En el contexto actual de México, las dinámicas delictivas han suscitado un intenso debate sobre la eficacia de las estrategias de seguridad implementadas por el gobierno. En particular, las críticas hacia la denominada “estrategia abrazos, no balazos” han cobrado fuerza, a medida que voces de diferentes sectores de la sociedad desafían la efectividad de este enfoque en la reducción de la violencia y la delincuencia.
La situación de inseguridad se ha complicado aún más debido a la intersección de dos crisis significativas: la pandemia de COVID-19, que exacerbó problemas sociales y económicos preexistentes, y el conflicto político en torno a la gobernanza en varios estados del país. En este panorama, las cifras de homicidios y delitos de alto impacto han continuado su escalada, generando un clima de preocupación y tensión entre la población.
Actores políticos y ciudadanos han expresado su creciente inquietud ante la incapacidad aparente del gobierno para revertir la tendencia al alza de la violencia. Los opositores han acusado a la administración actual de no tomar medidas decisivas para enfrentar la crisis de seguridad, lo que ha llevado a cuestionamientos sobre la viabilidad de una estrategia que prioriza el diálogo y la persuasión sobre la acción militar.

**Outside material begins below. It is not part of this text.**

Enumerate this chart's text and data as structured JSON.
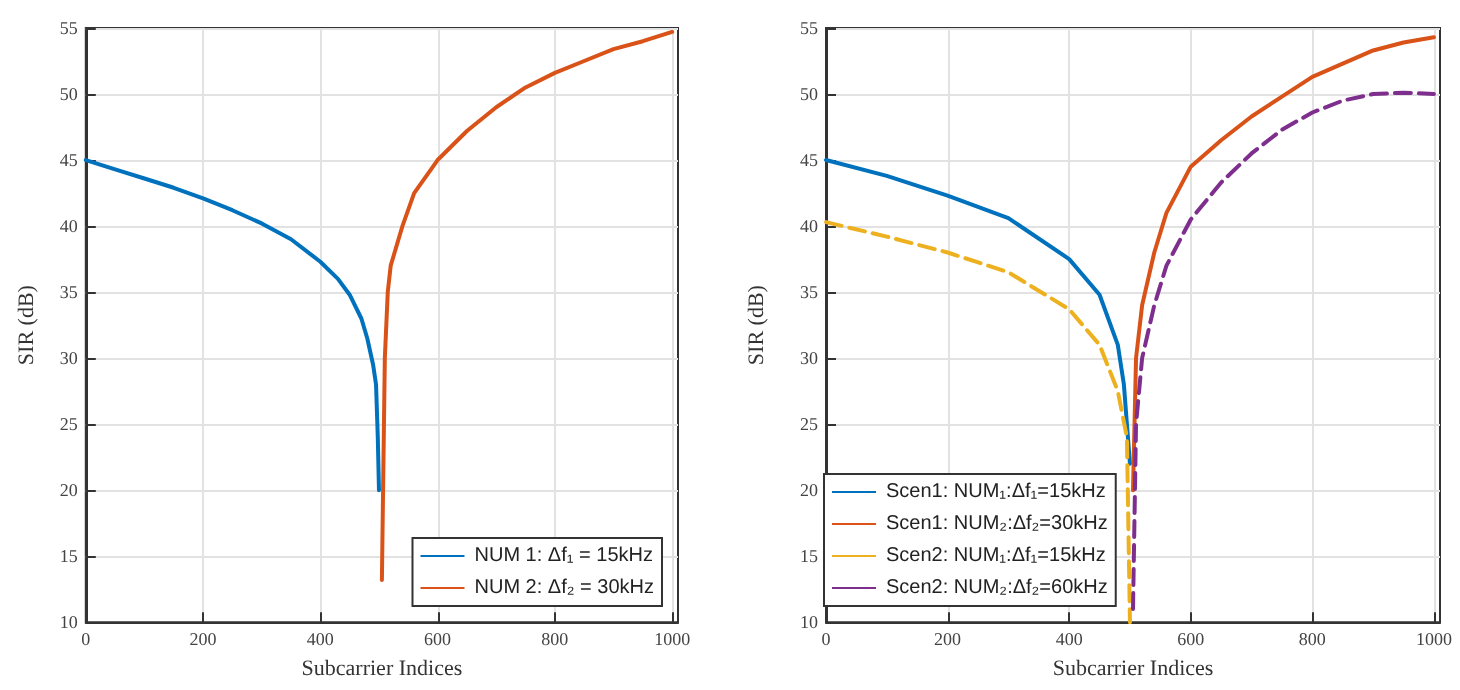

En medio de este debate, se presenta la necesidad urgente de proponer alternativas que integren un enfoque preventivo junto a estrategias que fortalezcan la seguridad. Especialistas en seguridad pública sugieren que implementar programas sociales que aborden las causas fundamentales de la delincuencia podría ser tan importante como el combate frontal a las organizaciones criminales.
En este sentido, recuperar la confianza de la ciudadanía en sus instituciones es crucial. La falta de colaboración entre la población y las fuerzas de seguridad ha sido señalada como un obstáculo significativo en la lucha contra la delincuencia. Por lo tanto, fomentar un vínculo más estrecho entre la sociedad y el estado podría resultar fundamental para enfrentar el fenómeno delictivo.

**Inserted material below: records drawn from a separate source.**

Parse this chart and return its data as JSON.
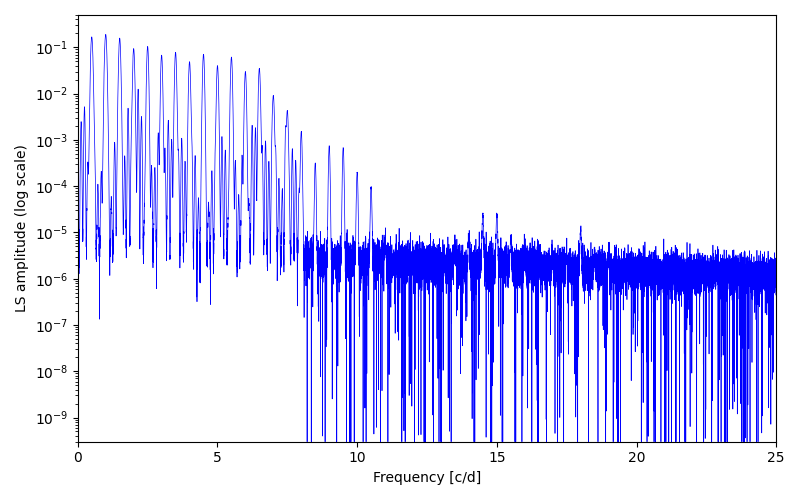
{
  "xlabel": "Frequency [c/d]",
  "ylabel": "LS amplitude (log scale)",
  "xlim": [
    0,
    25
  ],
  "ylim": [
    3e-10,
    0.5
  ],
  "line_color": "#0000FF",
  "linewidth": 0.5,
  "figsize": [
    8.0,
    5.0
  ],
  "dpi": 100,
  "seed": 7,
  "n_points": 15000,
  "freq_max": 25.0,
  "noise_floor_base": 4e-06,
  "noise_floor_scale": 0.5,
  "decay_rate": 0.05,
  "spike_down_prob": 0.04,
  "spike_down_scale": 6.0
}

Los debates en torno a la estrategia de seguridad son necesarios y urgentes. La ciudadanía merece respuestas claras y soluciones efectivas que garanticen su seguridad y bienestar. Mientras los diversos actores políticos siguen debatiendo enfoques, el tiempo corre y la necesidad de implementar cambios significativos se vuelve cada vez más evidente. La construcción de un entorno más seguro exige un esfuerzo conjunto que trascienda las diferencias ideológicas y busque el bienestar común, reconociendo que la seguridad no puede ser un tema secundario, sino una prioridad en la agenda del país.